The seduction of coding in a data-driven society
I attended the second seminar in the Code Acts in Education series, entitled ‘Learning through code/learning to code’, held at the University of Edinburgh on Friday 9th May 2014.The event aimed to examine the sociotechnical interaction of software code and educational institutions. In the midst of mostly social scientists, informaticists, and educationalists, I had to adjust my vocabulary: digital epistemological techno-utopianism was the order of the day! Ben Williamson, University of Stirling, set the scene by stating the world runs on code; software has become an increasingly powerful influence in all aspects of everyday life but are we in danger of academia being manipulated by the “algorithmists” of commercial technology companies?
Jenny Ozga, University of Oxford, spoke of the proliferation of software code which allows us to analyse, visualise, and communicate educational data but, alongside this seductive shift towards engaging pictures and graphs, we need to consider the validity of the data behind them. In her talk entitled ‘Governing By Inspection: Coded Knowledge’ Jenny presented data on the schools inspectorate in England and hinted that as governing becomes more networked, big data sites reconstitute knowledge as policy-forming rather than policy-informing in an increasingly politicised arena. She cautioned us of the threats of de-contextualising data, and acknowledged the tension of inspectors arriving at a judgement between embodied evaluation (during school visits) and disembodied, de-contextualised performance data (e.g. RAISEonline).

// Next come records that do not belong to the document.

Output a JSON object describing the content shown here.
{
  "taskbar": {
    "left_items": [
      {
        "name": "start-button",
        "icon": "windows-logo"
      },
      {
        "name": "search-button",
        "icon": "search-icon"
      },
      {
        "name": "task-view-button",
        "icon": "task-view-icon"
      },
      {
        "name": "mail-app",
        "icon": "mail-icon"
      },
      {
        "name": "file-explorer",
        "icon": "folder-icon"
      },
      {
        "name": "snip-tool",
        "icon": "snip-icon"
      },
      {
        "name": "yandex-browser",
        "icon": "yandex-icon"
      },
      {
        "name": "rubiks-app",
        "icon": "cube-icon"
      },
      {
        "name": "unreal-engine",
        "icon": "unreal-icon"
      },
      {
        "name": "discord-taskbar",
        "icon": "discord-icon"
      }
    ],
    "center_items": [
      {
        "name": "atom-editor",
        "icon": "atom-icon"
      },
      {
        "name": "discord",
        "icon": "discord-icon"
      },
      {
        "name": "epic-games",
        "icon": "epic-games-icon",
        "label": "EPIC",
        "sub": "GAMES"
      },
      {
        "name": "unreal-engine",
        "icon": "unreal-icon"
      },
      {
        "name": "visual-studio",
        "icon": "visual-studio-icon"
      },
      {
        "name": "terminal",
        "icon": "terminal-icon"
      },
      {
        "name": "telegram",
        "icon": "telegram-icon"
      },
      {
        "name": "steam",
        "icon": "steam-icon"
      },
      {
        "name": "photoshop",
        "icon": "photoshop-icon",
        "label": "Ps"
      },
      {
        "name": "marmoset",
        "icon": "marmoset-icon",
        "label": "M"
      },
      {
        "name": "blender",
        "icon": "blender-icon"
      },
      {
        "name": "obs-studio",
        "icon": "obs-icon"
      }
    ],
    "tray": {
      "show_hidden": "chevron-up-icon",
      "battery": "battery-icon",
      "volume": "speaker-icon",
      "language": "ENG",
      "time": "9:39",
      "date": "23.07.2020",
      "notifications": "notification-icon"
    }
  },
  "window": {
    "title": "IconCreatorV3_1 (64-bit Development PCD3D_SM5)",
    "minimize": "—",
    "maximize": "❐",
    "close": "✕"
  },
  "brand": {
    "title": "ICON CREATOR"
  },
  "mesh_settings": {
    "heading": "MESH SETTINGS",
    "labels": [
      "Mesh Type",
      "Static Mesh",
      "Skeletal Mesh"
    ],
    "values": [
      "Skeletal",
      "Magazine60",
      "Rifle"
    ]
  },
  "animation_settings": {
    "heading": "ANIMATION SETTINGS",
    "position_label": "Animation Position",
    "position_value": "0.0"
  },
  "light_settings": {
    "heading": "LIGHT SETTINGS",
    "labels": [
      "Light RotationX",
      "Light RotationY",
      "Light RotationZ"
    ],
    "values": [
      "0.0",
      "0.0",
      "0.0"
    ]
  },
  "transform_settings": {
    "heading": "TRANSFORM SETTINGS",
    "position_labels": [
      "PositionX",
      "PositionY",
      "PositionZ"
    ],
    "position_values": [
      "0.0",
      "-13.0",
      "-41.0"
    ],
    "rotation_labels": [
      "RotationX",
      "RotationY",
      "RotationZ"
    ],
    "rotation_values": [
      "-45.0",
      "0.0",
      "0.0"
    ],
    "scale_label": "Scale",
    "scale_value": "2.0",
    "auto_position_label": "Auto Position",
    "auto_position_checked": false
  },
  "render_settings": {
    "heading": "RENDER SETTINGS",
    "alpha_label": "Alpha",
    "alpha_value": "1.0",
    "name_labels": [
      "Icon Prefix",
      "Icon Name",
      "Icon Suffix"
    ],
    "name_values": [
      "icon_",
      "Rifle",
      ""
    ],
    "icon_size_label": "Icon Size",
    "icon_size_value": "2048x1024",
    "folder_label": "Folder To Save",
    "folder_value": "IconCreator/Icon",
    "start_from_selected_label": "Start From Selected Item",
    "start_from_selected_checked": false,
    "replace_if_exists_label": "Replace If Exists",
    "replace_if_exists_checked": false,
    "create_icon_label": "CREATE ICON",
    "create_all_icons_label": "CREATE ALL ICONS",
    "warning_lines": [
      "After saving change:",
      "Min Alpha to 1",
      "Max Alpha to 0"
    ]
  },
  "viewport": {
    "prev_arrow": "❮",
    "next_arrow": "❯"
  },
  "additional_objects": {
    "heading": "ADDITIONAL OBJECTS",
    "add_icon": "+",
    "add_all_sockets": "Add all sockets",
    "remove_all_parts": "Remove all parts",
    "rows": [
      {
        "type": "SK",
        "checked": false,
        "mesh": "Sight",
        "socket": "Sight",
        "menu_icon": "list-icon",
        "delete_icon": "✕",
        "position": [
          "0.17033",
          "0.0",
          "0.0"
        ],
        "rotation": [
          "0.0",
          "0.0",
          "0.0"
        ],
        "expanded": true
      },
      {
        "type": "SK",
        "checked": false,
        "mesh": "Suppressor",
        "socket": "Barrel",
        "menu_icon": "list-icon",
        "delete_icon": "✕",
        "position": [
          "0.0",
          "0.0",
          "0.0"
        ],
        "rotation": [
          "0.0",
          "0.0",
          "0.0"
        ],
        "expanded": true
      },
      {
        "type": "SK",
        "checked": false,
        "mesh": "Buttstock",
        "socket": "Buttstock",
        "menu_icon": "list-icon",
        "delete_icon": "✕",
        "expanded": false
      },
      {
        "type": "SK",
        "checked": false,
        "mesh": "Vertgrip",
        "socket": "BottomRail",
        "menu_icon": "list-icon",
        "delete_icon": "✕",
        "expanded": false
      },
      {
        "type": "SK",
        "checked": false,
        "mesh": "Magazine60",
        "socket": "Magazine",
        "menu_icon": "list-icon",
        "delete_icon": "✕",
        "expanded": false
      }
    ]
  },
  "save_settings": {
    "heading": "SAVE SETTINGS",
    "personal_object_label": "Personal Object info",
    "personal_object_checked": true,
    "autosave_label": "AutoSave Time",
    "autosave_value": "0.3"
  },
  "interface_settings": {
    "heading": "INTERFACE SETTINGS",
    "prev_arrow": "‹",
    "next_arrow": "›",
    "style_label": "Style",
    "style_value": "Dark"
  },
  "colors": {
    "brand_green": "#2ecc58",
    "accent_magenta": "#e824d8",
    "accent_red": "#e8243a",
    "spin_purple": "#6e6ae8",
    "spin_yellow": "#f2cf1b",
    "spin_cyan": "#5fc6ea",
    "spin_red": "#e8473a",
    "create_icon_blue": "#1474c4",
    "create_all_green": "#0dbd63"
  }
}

Next up was bright-young-thing Matt Finn, who is completing his PhD at the University of Durham. He presented ‘Forging Futures in a Data-Based School’, namely Parkside Academy in County Durham. Here, an abundance of data to enable judgement about learning is resulting in the binding of teachers’ and pupils’ futures together. So far, so good, but this breaks down with diverging visions of the future; there are misalignments between pupils as they perceive themselves, as they are known to teachers through personal interaction, and through their data. Matt concluded in saying there is a real need for research about the way people experience and make sense of data.
Simon Buckingham-Shum, Open University, presented on ‘Theory-Free Learning Analytics?’ and emphasised the importance of intention, meaning, and context when interpreting data from learning analytics. He reminded us that data are loaded with political and ethical implications. Numerous factors impact on learning analytics, including ontological, algorithmic, semiotic, and political. I liked Simon’s analogy of learning analytics to “digital mirrors”; allowing people to see an algorithmic identity will most likely cause us to construct ourselves differently. He ended by stressing the need for humans to follow-up and create a dialogue about the data captured.
In ‘Multimodal profusion in MOOCs’ Jeremy Knox, University of Edinburgh, rounded off the day’s presentations with a discourse on how sociomaterial entanglements within the E-Learning and Digital Cultures MOOC counter an over-emphasis on human agency, and acknowledged ways software and algorithms co-produce digital work rather than being simple tools for human use.
As seductive as Jeremy’s post-humanist thesis was, I am a firm believer in the essential role of humans in making sense of all that coding and big data have to offer, and this would seem to be the common thread in the day’s talks and break-out discussions, and so I left the conference feeling enlightened… and most definitely not obsolete!